C'è allora da chiedersi: basta un emendamento al decreto "Omnibus" per uscire dal nucleare? Il governo ha fatto realmente dietrofront? La risposta è No, assolutamente: il cosiddetto dietrofront è solo una gran presa in giro dell'elettorato.
La mossa del governo si configura quindi come un modo per salvare il futuro del nucleare: "Si sposta la torre e si cerca l'arrocco... ci si difende a catenaccio in attesa del contropiede... si aspetta la risacca e il riflusso" e "il lato positivo di questa tattica è che si blocca il referendum che avrebbe bocciato tutto per sempre... perché un voto contrario degli italiani sulle centrali sarebbe una pietra tombale". "Il governo confida che la Ue possa legittimare i piani di rinuclearizzazione dell'Italia" e che il Pd torni alla consueta politica bipartisan: "c'era un tempo, neppure tanto lontano, un anno e poco più, in cui un Bersani sosteneva: 'Il ritorno al nucleare è un orizzonte su cui riflettere.

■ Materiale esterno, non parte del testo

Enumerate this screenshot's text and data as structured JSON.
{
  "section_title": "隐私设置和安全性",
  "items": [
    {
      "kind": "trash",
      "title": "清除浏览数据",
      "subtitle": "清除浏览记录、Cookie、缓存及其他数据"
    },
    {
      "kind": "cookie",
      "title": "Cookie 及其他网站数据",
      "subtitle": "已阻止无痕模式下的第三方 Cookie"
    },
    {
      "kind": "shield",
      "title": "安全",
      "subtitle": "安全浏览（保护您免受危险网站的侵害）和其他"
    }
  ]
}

Non solo le energie rinnovabili, ma anche l'atomo pulito di quarta generazione. C'era il Pd che a Strasburgo votava a favore di nuovi finanziamenti europei per il nucleare'" (dall'editoriale di Vittorio Macioce - Il Giornale - 20 aprile 2011).
Roberto Rossi, giornalista de l'Unità e autore del libro "Il bidone nucleare", aggiunge alcuni elementi a questo scenario e suggerisce che dietro l'improvviso cambio d'idea del governo si cela in realtà la volontà di rinunciare alle centrali francesi, per acquistare la tecnologia di quelle americane. "Con questa mossa il governo ha preso due piccioni con una fava. Già prima della catastrofe giapponese c'erano molti dubbi sul progetto francese, ora Fukushima gli ha dato la possibilità di optare per l'opzione americana che prevede reattori più piccoli, più sicuri e di minor impatto". Il governo, infatti, spiega Rossi, con l'emendamento al Senato non rinuncia al nucleare, ma solo al piano varato nel 2009. Quello che appunto prevedeva l'acquisto della tecnologia francese. Sono due - spiega il giornalista - i fattori che pesano su questa scelta: "Da un lato ci sono i difficili rapporti con la Francia sulla crisi libica e sull'emergenza immigrazione. Dall'altro c'è il cambio al vertice del ministero delle Attività produttive: Scajola e il ridimensionato direttore generale Sergio Garibba erano per l'opzione francese; l'Ansaldo nucleare - la società che adesso detta le linee strategiche nel ministero - è legata agli americani della Westinghouse". Sarebbe questa la società per l'appunto che nelle strategie del governo italiano dovrebbe fornire le centrali. Del resto il sospetto che si tratti di una falsa retromarcia è confermato ancora una volta dalle dichiarazioni del ministro delle Attività produttive, Romani: "Un serio approfondimento non può avere termini temporali definiti. Rinunciamo quindi all'impostazione data nel 2009. Un programma superato sul quale i cittadini sarebbero stati chiamati con un referendum".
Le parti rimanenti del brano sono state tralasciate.